Clinton condemns violence
There was “no place in the new Northern Ireland for violence”, Hillary Clinton told a press conference at Stormont yesterday on what is likely to be her last official visit to Belfast.
The US secretary of state’s term runs out on January 20th and she has stated she will be stepping down from President Barack Obama’s cabinet.
Flanked by Stormont First Minister Peter Robinson and Deputy First Minister Martin McGuinness, she “joined all the political leaders and citizens in condemning” the escalation of violence after a vote to remove the union flag from Belfast City Hall .
The US senator said she was particularly “distressed” at the news that east Belfast MP Naomi Long – a member of the non-sectarian Alliance party – had received death threats.
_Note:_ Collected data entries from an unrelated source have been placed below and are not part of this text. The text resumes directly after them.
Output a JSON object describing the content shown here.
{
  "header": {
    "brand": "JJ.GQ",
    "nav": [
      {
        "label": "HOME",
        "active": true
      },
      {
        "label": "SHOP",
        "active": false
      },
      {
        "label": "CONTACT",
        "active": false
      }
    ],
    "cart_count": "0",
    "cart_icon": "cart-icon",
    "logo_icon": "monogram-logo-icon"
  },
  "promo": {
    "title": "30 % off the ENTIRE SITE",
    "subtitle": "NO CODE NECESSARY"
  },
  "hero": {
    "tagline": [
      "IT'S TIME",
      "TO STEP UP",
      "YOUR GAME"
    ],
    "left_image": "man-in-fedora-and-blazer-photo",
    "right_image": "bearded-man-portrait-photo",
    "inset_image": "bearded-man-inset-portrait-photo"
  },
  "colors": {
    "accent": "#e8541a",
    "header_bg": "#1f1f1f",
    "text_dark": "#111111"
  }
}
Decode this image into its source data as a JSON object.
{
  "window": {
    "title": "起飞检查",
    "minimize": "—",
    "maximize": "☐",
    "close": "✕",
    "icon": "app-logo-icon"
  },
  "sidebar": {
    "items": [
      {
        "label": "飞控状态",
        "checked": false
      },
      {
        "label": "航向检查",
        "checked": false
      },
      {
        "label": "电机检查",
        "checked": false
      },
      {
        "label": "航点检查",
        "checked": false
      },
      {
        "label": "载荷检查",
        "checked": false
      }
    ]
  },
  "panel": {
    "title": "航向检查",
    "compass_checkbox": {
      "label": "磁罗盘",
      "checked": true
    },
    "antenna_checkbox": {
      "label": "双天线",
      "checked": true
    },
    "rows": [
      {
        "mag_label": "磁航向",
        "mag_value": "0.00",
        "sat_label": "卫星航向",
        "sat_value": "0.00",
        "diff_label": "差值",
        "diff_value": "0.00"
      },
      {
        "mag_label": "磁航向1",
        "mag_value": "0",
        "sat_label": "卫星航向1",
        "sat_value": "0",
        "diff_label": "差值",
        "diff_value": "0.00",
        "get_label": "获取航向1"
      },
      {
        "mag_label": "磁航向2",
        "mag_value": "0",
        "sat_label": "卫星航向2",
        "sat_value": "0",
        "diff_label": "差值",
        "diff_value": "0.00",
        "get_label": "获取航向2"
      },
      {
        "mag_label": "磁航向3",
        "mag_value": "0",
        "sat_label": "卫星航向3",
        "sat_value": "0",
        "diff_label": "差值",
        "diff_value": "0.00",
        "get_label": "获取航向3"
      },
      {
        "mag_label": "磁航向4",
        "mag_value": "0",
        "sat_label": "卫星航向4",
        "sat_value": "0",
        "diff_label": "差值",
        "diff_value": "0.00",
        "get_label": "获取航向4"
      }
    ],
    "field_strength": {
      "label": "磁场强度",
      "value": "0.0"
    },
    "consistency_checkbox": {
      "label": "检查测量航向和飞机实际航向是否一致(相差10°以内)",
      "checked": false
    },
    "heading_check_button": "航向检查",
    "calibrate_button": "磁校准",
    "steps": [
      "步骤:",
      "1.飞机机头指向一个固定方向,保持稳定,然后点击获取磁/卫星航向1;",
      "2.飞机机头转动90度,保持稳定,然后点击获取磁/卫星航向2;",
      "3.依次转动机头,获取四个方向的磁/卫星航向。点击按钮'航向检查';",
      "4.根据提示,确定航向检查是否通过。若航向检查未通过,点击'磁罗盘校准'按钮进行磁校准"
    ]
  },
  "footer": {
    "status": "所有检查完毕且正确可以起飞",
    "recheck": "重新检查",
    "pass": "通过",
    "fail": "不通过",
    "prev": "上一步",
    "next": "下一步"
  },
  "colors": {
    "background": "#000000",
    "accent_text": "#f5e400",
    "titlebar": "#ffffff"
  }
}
It was the Alliance party which had proposed the motion to only fly the flag on selected days, a compromise between the clashing views of unionist and nationalist councillors.
Hard work of reconciliation
“I know Naomi and obviously I am very distressed,” Mrs Clinton said. “It’s absolutely unacceptable. However, the violence is also a reminder that although much progress has been made, the hard work of reconciliation [is not over] . . . There will always be disagreements, people have strong feelings . . . but the only path forward is a peaceful, democratic one.”
It was 17 years since she and her husband Bill, the former US president, had first come to Belfast, she remembered, to switch on the Christmas tree lights behind a bullet-proof screen – at Belfast City Hall.
“I remember it as if it was yesterday,” she said. “There was a little girl named Catherine who had lost her father in the Troubles. She said her Christmas wish was that peace and love would last forever. . . There will always be disagreements in democratic societies, but violence is never an acceptable response.”
The 65-year-old politician stressed the importance of economic regeneration, pointing out that $530 million in aid had been provided through the International Fund for Ireland. It was not merely a question of “peace but also prosperity”. She was “very keen on continuing to be of whatever assistance I can to maintain our connection but also to promote economic recovery”.
Welcoming Mrs Clinton, Mr Robinson said she had “consistently been there to help us . . . You recognised, as few others did, that the process of peace lasted beyond getting agreement”. Mr McGuinness called her a “true and wonderful friend to all the people of Ireland”. Mrs Clinton was presented with a sculpture by Derry artist Maurice Harron, depicting three figures, two women and one man, titled Agreement.